Why don't those seasoned stock market investors, who experience wins and losses every day, exit the market?—They may not necessarily all make money. What they earn is the sense of achievement, pleasure, and excitement brought about by the process of the game, fighting with the market makers, and facing dangerous situations.

The stock market is a channel for enterprises to seek social financing. In theory, only stocks with recognized value will be favored by the public. However, from a short-term perspective, the daily rise and fall of various stocks cannot all be explained by "enterprise value," such as junk stocks and demon stocks suddenly being hotly pursued and hitting the daily limit—most of these are zero-sum games, speculation games of reaping and being reaped that are unrelated to economic trends and value investment.

Stocks themselves are neutral, with no pejorative or laudatory connotations. If they are endowed with any meaning, it must be the people who endow them with it.

For example, a kitchen knife is just a tool. If you want to use it to cook, it's fine; if you want to use it to do something bad, that's a personal issue.

Similarly, stocks are like kitchen knives.

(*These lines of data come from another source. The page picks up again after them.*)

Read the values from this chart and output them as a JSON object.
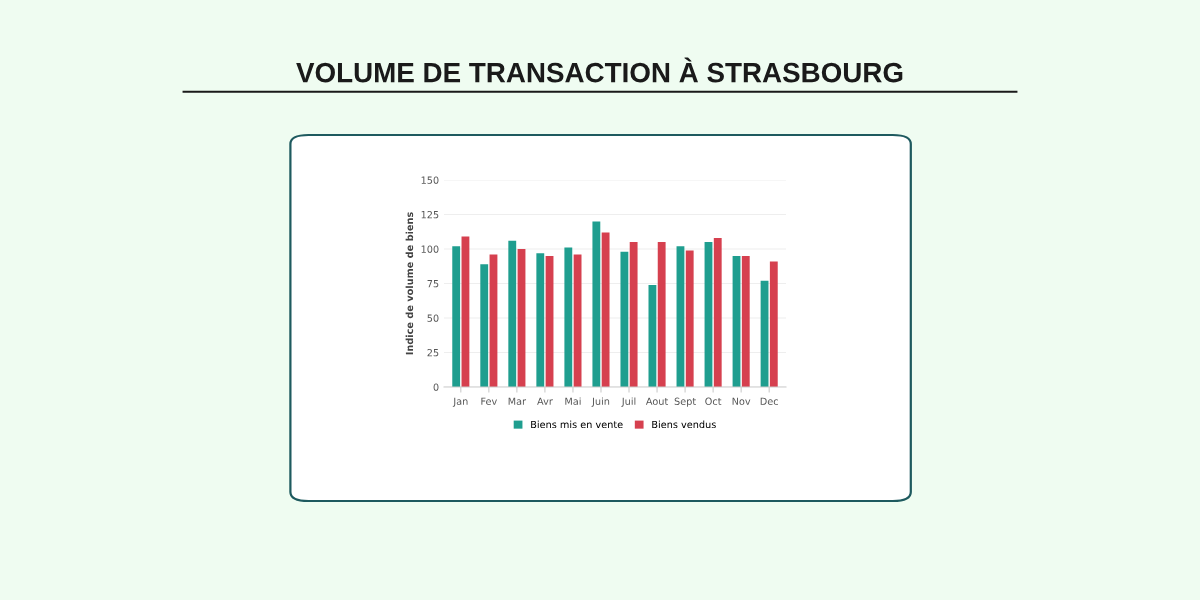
{
  "chart_data": {
    "type": "bar",
    "title": "VOLUME DE TRANSACTION À STRASBOURG",
    "ylabel": "Indice de volume de biens",
    "categories": [
      "Jan",
      "Fev",
      "Mar",
      "Avr",
      "Mai",
      "Juin",
      "Juil",
      "Aout",
      "Sept",
      "Oct",
      "Nov",
      "Dec"
    ],
    "series": [
      {
        "name": "Biens mis en vente",
        "color": "#1f9e8f",
        "values": [
          102,
          89,
          106,
          97,
          101,
          120,
          98,
          74,
          102,
          105,
          95,
          77
        ]
      },
      {
        "name": "Biens vendus",
        "color": "#d6404f",
        "values": [
          109,
          96,
          100,
          95,
          96,
          112,
          105,
          105,
          99,
          108,
          95,
          91
        ]
      }
    ],
    "ylim": [
      0,
      150
    ],
    "yticks": [
      0,
      25,
      50,
      75,
      100,
      125,
      150
    ],
    "grid": "y",
    "legend": "bottom"
  }
}
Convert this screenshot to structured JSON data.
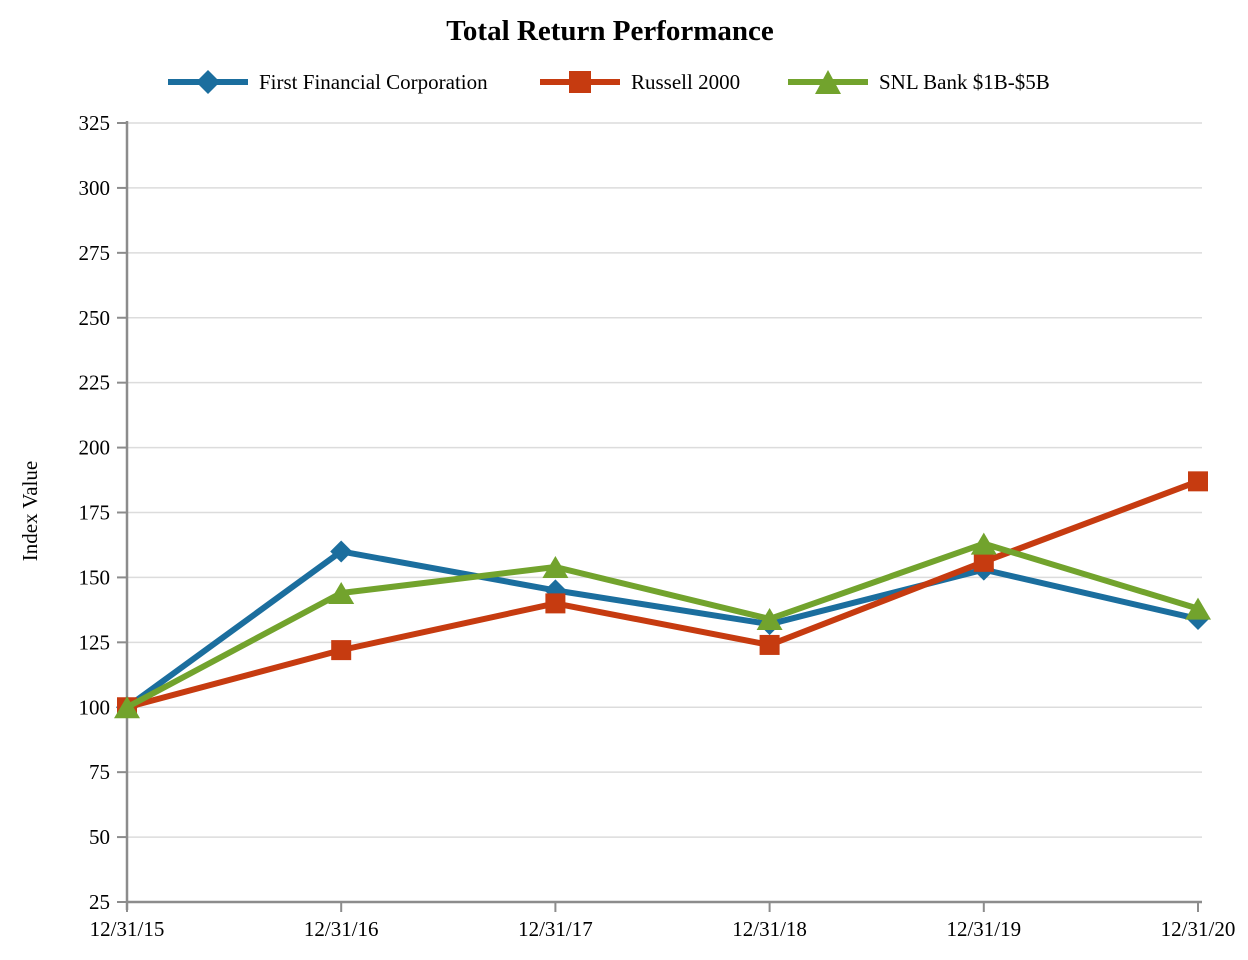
{
  "page": {
    "background": "#ffffff"
  },
  "chart_data": {
    "type": "line",
    "title": "Total Return Performance",
    "xlabel": "",
    "ylabel": "Index Value",
    "ylim": [
      25,
      325
    ],
    "ytick_step": 25,
    "grid": "horizontal-light",
    "legend_position": "top",
    "categories": [
      "12/31/15",
      "12/31/16",
      "12/31/17",
      "12/31/18",
      "12/31/19",
      "12/31/20"
    ],
    "series": [
      {
        "name": "First Financial Corporation",
        "marker": "diamond",
        "color": "#1B6E9E",
        "values": [
          100,
          160,
          145,
          132,
          153,
          134
        ]
      },
      {
        "name": "Russell 2000",
        "marker": "square",
        "color": "#C63B10",
        "values": [
          100,
          122,
          140,
          124,
          156,
          187
        ]
      },
      {
        "name": "SNL Bank $1B-$5B",
        "marker": "triangle",
        "color": "#72A32D",
        "values": [
          100,
          144,
          154,
          134,
          163,
          138
        ]
      }
    ],
    "colors": {
      "axis": "#8C8C8C",
      "grid": "#DCDCDC",
      "text": "#000000"
    }
  }
}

If you buy stocks, it's an investment, a rational one, then it's a tool for making money. If you want excitement and gamble on the rise and fall completely according to your own inspiration, then stocks are a gambling tool for you. In short, stocks are just tools, remember that's right.

It is undeniable that many people do not have the ability to invest in stocks, but they think they do. This is what Buffett calls a "tragic story."

Before investing in stocks, everyone must correctly understand themselves and think about whether they really have this ability. Underestimating your ability is not a big deal, at most you earn less; overestimating yourself will lead to a significant loss.So, correctly assessing oneself becomes particularly important.